I know you mean no insult, but I would not call a 3.0 a beginner.
A 3.0 is a player who, for whatever reason, struggles against 3.5 players. Those reasons can be being a newbie. But the reason can also be simply infrequency of play, injury, lack of athletic ability, or age.
My sister has been a 3.0 for 12 years. She took up the sport as a 2.5, got bumped up, took a very long hiatus, then hurt her knee and had two surgeries, and now she travels so much and works such long hours that she rarely plays. And since she is my older sister, she is older. I think 3.0 suits her at the moment.
To my ears, then, this sounds needlessly dismissive: "No biggi imo at that level (3.0 isn't even remotely close to decent play in the grand scheme of things. 3.0 is bare beginner imo)." I say 3.0 is one of many stepping stones on someone's tennis journey, and it is no more or less worthy of respect than 4.0.
Anyway, you never answered my question, which is this: Is there any chance you would have actually demonstrated the spreadeagle frying pan smash if the 3.0 league ladies were getting frustrated at the direction to turn when going back for their smash?

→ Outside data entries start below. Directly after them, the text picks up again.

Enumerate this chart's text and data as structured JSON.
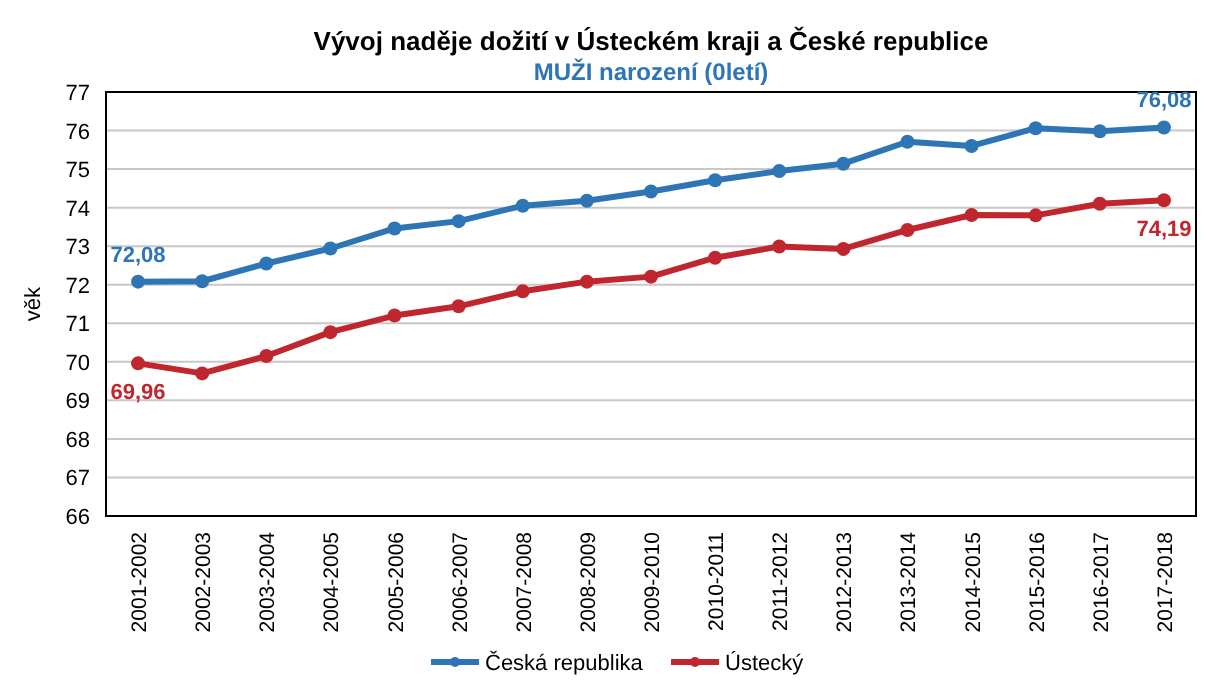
{
  "chart_data": {
    "type": "line",
    "title": "Vývoj naděje dožití v Ústeckém  kraji a České republice",
    "subtitle": "MUŽI narození (0letí)",
    "ylabel": "věk",
    "categories": [
      "2001-2002",
      "2002-2003",
      "2003-2004",
      "2004-2005",
      "2005-2006",
      "2006-2007",
      "2007-2008",
      "2008-2009",
      "2009-2010",
      "2010-2011",
      "2011-2012",
      "2012-2013",
      "2013-2014",
      "2014-2015",
      "2015-2016",
      "2016-2017",
      "2017-2018"
    ],
    "series": [
      {
        "name": "Česká republika",
        "color": "#2e75b6",
        "values": [
          72.08,
          72.09,
          72.55,
          72.94,
          73.46,
          73.65,
          74.05,
          74.18,
          74.42,
          74.71,
          74.95,
          75.14,
          75.71,
          75.6,
          76.06,
          75.98,
          76.08
        ],
        "value_labels": [
          "72,08",
          null,
          null,
          null,
          null,
          null,
          null,
          null,
          null,
          null,
          null,
          null,
          null,
          null,
          null,
          null,
          "76,08"
        ]
      },
      {
        "name": "Ústecký",
        "color": "#c0262d",
        "values": [
          69.96,
          69.7,
          70.15,
          70.77,
          71.2,
          71.44,
          71.83,
          72.08,
          72.21,
          72.7,
          72.99,
          72.93,
          73.42,
          73.81,
          73.8,
          74.1,
          74.19
        ],
        "value_labels": [
          "69,96",
          null,
          null,
          null,
          null,
          null,
          null,
          null,
          null,
          null,
          null,
          null,
          null,
          null,
          null,
          null,
          "74,19"
        ]
      }
    ],
    "ylim": [
      66,
      77
    ],
    "yticks": [
      66,
      67,
      68,
      69,
      70,
      71,
      72,
      73,
      74,
      75,
      76,
      77
    ],
    "grid": "y",
    "legend": "bottom",
    "marker": "circle",
    "line_style": "solid"
  }
}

Like you said, not trying to be dismissive, but to me a 3.0 player is a beginner tennis player for whatever reason (doesn't matter what the reason). To me it can't be simply put as "they struggle against 3.5" because at the 3.0 level most if not all, will have GLARING fundamental problems and lack of overall tennis experience, knowledge, and strategy for whatever the reason. Would you not call a 2.5 a beginner then? Only say they are players struggling against 3.0? Imo if you were accomplished, but then got hurt, stopped playing etc etc. It would be very very difficult to fall back into 3.0 level unless you could literally not move at all, but that's a very rare exception.

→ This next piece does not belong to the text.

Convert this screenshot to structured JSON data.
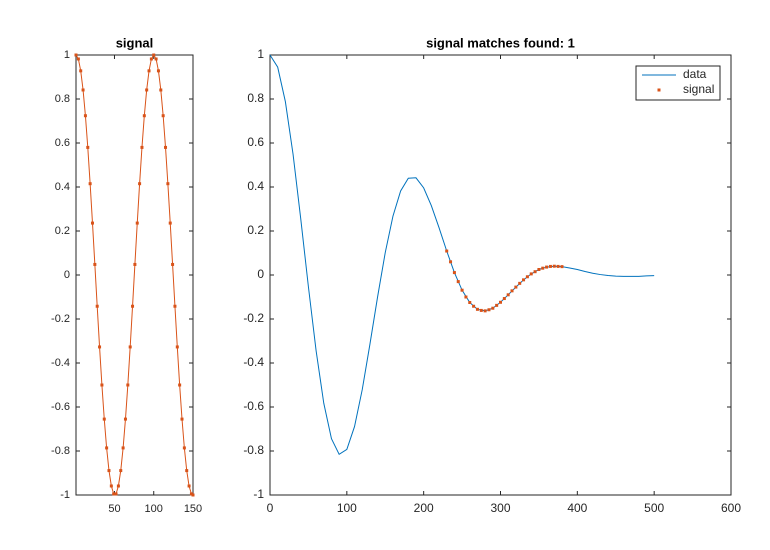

Eg: I could have played basketball for 20 years, but if I have no concept of basketball strategy, plays, how to shoot, how to defend, how to dribble, I would still consider myself a beginner. My concept of basketball is "getting the ball in the hoop." That's a beginner haha. Not trying to insult, not trying to be dismissive, just calling it imo what it is. There's no shame in being a beginner. To me it's the players who are real beginners who think they are pros or think they are better than certain drills/progessions because "they are experienced" which really hurts the game.
And no, I would never have demonstrated frying pan smash, but it doesn't seem like your pro did that either? He just mentioned if they were doing frying pan smash they shouldn't turn sideways?

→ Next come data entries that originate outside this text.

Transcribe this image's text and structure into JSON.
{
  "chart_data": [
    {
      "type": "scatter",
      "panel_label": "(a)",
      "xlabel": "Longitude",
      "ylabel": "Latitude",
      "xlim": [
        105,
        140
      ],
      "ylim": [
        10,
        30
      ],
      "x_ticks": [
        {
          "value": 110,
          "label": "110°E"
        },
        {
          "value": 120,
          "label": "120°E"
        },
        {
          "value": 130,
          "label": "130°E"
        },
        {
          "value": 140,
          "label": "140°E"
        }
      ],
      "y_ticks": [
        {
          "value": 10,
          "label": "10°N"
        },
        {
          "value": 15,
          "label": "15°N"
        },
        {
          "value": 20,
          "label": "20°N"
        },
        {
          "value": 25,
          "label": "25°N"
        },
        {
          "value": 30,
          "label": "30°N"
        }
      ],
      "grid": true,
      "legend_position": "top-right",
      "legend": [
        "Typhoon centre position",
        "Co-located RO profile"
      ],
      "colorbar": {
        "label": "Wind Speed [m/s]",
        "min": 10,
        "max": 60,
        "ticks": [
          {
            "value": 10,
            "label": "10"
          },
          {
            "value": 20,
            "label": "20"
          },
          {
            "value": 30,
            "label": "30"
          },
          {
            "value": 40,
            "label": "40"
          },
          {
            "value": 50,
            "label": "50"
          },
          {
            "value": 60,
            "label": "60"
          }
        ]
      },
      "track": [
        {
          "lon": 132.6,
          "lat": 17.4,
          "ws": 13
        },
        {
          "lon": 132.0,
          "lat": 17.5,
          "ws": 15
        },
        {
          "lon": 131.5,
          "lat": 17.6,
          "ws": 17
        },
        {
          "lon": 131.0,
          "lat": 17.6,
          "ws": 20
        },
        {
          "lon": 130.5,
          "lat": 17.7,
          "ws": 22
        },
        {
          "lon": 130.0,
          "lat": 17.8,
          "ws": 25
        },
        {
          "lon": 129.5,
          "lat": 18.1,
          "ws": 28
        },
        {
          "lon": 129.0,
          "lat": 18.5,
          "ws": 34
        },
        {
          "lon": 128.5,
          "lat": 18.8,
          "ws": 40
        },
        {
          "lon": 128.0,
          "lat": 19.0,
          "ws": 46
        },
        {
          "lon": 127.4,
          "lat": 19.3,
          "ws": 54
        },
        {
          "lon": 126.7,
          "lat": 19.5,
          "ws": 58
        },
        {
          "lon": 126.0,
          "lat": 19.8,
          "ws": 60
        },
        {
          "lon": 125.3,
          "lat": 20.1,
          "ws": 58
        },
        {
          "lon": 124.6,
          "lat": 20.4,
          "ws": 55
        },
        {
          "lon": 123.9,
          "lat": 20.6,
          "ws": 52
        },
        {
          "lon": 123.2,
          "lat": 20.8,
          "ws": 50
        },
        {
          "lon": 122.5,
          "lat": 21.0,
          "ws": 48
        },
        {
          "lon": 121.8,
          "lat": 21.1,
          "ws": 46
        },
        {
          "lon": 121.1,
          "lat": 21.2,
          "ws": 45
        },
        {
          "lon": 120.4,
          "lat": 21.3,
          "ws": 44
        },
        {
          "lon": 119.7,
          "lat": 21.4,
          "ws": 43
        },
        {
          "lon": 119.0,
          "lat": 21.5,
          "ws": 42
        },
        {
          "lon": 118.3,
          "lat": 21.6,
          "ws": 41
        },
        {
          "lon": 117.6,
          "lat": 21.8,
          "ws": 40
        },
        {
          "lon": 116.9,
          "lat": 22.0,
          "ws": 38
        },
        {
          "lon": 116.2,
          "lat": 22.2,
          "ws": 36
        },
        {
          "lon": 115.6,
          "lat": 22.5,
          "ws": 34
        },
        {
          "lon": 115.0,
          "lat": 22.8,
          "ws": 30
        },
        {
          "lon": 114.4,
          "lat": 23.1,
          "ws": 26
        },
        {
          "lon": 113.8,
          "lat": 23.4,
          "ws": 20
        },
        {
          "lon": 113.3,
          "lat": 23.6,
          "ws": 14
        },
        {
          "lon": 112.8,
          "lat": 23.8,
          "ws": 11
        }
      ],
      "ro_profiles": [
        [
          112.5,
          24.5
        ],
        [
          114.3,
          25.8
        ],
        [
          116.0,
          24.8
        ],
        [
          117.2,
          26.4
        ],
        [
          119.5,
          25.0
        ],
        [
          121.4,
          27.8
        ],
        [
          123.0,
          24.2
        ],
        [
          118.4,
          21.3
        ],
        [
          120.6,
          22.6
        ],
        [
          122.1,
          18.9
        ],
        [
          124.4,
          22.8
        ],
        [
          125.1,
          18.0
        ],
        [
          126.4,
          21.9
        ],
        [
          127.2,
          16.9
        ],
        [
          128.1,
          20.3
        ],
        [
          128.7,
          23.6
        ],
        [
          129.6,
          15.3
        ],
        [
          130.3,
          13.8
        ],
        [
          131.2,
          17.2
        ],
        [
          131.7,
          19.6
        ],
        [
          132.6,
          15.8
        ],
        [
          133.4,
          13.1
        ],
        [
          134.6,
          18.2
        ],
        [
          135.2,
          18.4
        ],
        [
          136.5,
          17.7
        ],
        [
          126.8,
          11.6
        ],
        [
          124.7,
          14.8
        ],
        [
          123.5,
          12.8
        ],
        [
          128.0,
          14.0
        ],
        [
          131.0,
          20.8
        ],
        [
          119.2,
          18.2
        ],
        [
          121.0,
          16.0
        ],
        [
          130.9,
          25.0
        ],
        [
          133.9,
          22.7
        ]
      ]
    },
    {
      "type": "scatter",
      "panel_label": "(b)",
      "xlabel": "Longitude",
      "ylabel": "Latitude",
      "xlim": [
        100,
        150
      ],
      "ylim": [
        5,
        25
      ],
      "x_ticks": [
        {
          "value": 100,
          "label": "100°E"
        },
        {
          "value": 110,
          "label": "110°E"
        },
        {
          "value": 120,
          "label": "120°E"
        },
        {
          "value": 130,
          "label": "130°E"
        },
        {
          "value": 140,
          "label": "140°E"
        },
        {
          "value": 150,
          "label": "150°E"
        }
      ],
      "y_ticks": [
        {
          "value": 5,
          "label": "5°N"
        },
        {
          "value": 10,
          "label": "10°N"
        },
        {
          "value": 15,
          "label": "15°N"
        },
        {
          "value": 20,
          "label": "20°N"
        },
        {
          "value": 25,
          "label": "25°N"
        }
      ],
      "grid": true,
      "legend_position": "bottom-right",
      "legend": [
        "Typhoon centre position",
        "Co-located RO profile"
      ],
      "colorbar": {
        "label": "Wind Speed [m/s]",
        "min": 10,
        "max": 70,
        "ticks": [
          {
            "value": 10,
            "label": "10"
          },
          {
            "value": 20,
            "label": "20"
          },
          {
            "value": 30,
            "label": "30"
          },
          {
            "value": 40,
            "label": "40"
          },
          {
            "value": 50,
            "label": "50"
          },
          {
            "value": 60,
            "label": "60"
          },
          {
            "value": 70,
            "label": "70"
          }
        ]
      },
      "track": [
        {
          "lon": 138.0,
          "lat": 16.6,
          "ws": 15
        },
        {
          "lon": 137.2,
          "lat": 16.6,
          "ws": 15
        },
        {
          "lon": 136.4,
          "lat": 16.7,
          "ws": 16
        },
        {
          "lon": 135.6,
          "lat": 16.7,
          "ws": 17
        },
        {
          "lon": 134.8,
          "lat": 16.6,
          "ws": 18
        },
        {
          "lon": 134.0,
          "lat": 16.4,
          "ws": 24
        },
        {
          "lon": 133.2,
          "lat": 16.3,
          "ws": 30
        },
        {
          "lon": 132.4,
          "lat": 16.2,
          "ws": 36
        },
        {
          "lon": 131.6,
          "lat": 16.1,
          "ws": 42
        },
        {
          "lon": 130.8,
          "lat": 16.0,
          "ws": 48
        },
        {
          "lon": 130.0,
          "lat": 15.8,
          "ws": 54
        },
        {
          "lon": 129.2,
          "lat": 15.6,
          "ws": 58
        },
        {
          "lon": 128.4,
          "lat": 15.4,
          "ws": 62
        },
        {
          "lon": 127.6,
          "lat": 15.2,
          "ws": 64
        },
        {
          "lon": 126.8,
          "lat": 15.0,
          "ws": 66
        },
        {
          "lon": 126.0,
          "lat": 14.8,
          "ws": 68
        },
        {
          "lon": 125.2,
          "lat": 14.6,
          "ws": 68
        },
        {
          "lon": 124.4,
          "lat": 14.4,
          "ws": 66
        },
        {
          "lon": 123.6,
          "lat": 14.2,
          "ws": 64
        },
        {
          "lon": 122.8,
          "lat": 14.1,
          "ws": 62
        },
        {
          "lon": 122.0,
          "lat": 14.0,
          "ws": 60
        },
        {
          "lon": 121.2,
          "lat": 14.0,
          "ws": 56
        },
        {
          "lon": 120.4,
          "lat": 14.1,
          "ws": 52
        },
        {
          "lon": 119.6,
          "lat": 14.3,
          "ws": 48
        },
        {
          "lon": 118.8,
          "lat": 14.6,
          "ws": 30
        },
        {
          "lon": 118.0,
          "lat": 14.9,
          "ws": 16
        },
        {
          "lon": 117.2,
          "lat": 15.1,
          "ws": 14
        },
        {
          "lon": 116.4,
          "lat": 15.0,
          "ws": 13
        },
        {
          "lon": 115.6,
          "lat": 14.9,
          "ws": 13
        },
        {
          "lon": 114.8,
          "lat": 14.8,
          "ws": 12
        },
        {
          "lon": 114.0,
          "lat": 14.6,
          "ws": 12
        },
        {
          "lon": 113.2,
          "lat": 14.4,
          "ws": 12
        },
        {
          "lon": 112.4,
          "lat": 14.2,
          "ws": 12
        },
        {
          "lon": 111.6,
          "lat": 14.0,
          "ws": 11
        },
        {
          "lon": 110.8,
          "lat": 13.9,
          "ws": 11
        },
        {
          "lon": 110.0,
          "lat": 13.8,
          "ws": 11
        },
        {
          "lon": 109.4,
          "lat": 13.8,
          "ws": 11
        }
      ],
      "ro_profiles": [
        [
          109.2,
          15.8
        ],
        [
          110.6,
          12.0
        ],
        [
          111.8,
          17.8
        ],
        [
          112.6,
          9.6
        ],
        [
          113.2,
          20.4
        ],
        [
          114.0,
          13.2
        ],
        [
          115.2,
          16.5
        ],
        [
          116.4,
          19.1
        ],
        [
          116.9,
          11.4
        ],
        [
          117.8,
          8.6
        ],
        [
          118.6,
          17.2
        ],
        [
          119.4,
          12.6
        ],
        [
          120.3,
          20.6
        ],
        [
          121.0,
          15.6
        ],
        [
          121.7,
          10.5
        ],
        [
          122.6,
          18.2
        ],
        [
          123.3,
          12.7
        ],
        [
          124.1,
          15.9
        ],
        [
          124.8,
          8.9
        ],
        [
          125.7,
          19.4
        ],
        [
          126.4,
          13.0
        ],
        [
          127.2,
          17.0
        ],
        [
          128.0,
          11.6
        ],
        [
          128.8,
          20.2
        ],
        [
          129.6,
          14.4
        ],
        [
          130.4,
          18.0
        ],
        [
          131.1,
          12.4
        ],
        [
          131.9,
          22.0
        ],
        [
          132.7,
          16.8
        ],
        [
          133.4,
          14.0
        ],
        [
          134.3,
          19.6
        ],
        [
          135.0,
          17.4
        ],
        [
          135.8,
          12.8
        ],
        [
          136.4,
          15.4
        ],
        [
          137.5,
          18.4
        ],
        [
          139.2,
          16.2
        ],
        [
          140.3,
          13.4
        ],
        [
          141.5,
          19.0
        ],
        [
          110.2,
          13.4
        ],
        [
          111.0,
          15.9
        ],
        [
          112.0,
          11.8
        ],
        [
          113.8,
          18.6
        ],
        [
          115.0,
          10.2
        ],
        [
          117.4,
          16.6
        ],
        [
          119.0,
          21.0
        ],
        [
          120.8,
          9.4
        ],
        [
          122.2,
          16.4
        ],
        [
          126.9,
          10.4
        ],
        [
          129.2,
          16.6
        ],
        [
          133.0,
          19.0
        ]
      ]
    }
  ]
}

At my old work place we classified NTRP into general categories (assuming players were 18-25 years of age):
1. NTRP 2.5 - Never played a "absolute beginner"
2. NTRP 3.0 - Casually played, maybe middle school lessons (a beginner)
3. NTRP 3.5 - Highschool player, somewhat competitive (varsity in most cases)
4. NTRP 4.0 - Very competitive highschool player, occasional USTA tournament
5. NTRP 4.5+ USTA Tournament Junior, college etc.
Obviously that is not absolute rules, but I felt it was a great way to classify most people in a better sense. Obviously still lots of variation within, but I really liked it put like that.